Clark’s show at the super-heated Panida was the opening concert of the 1996 Festival at Sandpoint. Local heroines, Wild Roses, opened.
Nothing’s perfect in this imperfect world, but Clark’s shiny little nuggets are as close as it gets. Spare and calm, they get at the important stuff, even when they make you laugh.
In one of his best new songs, “Ramblin’ Jack and Mahan,” champion bull-rider Larry Mahan crawls out from behind a couch during an all-nighter at Austin’s Driskill Hotel to impart a little wisdom to folk singer Ramblin’ Jack Elliot: “Jack, as far as I can see / mistakes are only horses in disguise / ain’t no need to ride ‘em over / ‘cause we could not ride ‘em different if we tried.”
On stage, Clark is a wry and engaging man who tells stories with the easy charm of a guy who knows his audience gets it. His tales - about when his wife took a limo from Nashville to Memphis, about the landlord of “L.A. Freeway” fame - add a new dimension to songs that his fans know by heart.
Clark’s characters are honest folk whose legacy is their work.
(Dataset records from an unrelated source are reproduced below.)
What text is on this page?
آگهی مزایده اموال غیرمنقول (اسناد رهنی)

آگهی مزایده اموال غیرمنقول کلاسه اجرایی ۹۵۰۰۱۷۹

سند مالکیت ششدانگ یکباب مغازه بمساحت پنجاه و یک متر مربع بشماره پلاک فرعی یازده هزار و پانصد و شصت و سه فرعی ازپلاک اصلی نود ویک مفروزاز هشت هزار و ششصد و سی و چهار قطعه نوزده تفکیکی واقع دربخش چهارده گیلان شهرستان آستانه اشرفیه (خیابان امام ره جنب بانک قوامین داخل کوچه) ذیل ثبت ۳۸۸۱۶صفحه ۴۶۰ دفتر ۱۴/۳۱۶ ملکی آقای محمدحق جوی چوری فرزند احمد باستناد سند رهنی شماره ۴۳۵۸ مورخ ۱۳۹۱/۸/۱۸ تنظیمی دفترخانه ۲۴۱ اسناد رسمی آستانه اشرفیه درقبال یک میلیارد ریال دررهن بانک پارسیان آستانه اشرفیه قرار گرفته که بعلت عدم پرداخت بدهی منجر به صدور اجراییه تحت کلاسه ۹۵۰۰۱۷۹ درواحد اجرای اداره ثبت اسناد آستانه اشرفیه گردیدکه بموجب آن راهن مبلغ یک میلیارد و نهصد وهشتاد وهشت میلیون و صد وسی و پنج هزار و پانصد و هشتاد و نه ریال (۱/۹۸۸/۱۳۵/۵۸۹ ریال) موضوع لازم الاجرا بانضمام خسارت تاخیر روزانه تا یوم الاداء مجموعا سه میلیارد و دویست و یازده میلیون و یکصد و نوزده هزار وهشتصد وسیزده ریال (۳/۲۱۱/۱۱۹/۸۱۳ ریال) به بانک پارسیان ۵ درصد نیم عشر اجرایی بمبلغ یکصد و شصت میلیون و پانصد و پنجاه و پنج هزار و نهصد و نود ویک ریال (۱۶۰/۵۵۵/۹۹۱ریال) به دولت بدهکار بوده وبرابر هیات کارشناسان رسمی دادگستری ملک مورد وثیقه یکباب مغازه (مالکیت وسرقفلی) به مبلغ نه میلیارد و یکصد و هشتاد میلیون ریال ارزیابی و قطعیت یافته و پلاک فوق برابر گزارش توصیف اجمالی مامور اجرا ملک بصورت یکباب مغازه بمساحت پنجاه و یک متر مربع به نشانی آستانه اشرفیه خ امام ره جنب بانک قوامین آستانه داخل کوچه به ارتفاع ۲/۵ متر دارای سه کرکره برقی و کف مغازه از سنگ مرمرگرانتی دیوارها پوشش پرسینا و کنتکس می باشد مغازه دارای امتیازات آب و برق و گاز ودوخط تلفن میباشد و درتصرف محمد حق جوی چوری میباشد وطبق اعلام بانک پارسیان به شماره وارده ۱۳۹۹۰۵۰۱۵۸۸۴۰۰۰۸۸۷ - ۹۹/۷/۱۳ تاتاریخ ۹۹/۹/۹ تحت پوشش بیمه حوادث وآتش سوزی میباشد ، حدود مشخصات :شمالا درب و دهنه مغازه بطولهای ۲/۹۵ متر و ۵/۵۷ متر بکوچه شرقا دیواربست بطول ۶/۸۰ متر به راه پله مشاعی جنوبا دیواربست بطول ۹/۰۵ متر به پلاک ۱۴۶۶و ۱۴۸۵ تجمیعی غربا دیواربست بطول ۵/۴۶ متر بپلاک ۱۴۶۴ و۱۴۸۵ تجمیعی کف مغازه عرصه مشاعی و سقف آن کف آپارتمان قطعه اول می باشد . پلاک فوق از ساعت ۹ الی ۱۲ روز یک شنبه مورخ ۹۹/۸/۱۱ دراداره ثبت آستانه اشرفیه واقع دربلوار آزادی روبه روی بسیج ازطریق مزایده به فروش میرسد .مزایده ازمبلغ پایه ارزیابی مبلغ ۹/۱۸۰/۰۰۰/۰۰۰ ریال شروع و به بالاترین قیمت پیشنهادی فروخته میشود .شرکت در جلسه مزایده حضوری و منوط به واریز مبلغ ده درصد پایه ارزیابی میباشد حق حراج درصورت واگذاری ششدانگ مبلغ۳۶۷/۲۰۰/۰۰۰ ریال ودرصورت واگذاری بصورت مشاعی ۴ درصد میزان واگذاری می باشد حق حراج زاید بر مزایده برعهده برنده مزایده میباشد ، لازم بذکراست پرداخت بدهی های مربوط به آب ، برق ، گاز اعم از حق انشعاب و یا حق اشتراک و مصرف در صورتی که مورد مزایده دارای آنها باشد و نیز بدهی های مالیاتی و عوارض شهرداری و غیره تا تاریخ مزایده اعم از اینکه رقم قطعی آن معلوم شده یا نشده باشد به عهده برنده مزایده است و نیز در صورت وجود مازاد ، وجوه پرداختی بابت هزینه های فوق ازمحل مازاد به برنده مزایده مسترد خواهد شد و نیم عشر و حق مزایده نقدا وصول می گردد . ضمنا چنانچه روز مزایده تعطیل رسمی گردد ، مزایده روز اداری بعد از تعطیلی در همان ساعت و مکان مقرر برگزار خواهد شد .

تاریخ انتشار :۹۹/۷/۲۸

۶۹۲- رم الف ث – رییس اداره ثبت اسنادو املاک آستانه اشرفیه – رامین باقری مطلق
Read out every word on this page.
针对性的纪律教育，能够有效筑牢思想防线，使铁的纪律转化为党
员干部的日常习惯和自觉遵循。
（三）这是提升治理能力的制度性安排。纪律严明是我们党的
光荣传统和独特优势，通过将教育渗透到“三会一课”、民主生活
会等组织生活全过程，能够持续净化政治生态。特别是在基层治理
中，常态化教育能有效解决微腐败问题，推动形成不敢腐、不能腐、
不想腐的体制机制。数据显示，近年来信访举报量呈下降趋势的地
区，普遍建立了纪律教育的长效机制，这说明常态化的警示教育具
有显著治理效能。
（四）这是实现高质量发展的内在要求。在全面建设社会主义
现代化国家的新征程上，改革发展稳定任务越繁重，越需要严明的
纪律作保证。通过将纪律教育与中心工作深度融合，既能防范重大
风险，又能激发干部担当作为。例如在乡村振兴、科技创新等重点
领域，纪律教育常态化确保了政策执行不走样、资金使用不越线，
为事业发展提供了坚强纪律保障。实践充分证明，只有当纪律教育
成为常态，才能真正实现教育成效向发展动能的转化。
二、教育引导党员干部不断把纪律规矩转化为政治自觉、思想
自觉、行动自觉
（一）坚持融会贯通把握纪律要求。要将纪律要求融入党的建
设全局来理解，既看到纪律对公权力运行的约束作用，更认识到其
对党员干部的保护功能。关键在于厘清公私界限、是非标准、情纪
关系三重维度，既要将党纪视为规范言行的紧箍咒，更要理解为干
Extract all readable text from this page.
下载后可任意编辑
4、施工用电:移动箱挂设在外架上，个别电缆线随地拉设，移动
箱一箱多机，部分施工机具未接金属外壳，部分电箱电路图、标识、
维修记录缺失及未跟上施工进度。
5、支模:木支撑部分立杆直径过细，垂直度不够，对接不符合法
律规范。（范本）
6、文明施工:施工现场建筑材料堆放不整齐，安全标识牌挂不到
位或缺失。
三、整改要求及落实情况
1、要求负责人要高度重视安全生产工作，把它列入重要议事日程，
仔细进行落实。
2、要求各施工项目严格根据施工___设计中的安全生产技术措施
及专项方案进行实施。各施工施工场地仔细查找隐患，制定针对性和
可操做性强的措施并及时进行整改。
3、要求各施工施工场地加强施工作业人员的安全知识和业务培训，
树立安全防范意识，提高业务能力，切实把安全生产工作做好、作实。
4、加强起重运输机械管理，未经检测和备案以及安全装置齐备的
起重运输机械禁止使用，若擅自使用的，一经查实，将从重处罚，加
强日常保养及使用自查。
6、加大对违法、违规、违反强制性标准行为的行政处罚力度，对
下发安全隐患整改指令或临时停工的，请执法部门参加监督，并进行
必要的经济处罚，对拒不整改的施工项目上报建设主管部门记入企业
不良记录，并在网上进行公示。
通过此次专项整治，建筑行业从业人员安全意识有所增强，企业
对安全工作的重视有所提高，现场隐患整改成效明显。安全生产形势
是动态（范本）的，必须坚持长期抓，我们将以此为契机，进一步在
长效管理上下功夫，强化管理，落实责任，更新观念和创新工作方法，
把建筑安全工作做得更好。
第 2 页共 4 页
They’re carpenters and boat builders, and if they play guitar, they buy their strings at the drugstore.
They’re the people who make the things he values - “Stuff that works / Stuff that holds up / The kind of stuff you don’t hang on the wall / Stuff that’s real / Stuff you feel / The kinda stuff you reach for when you fall.”
Which, when you get right down to it, is a pretty good description of the songs Clark writes.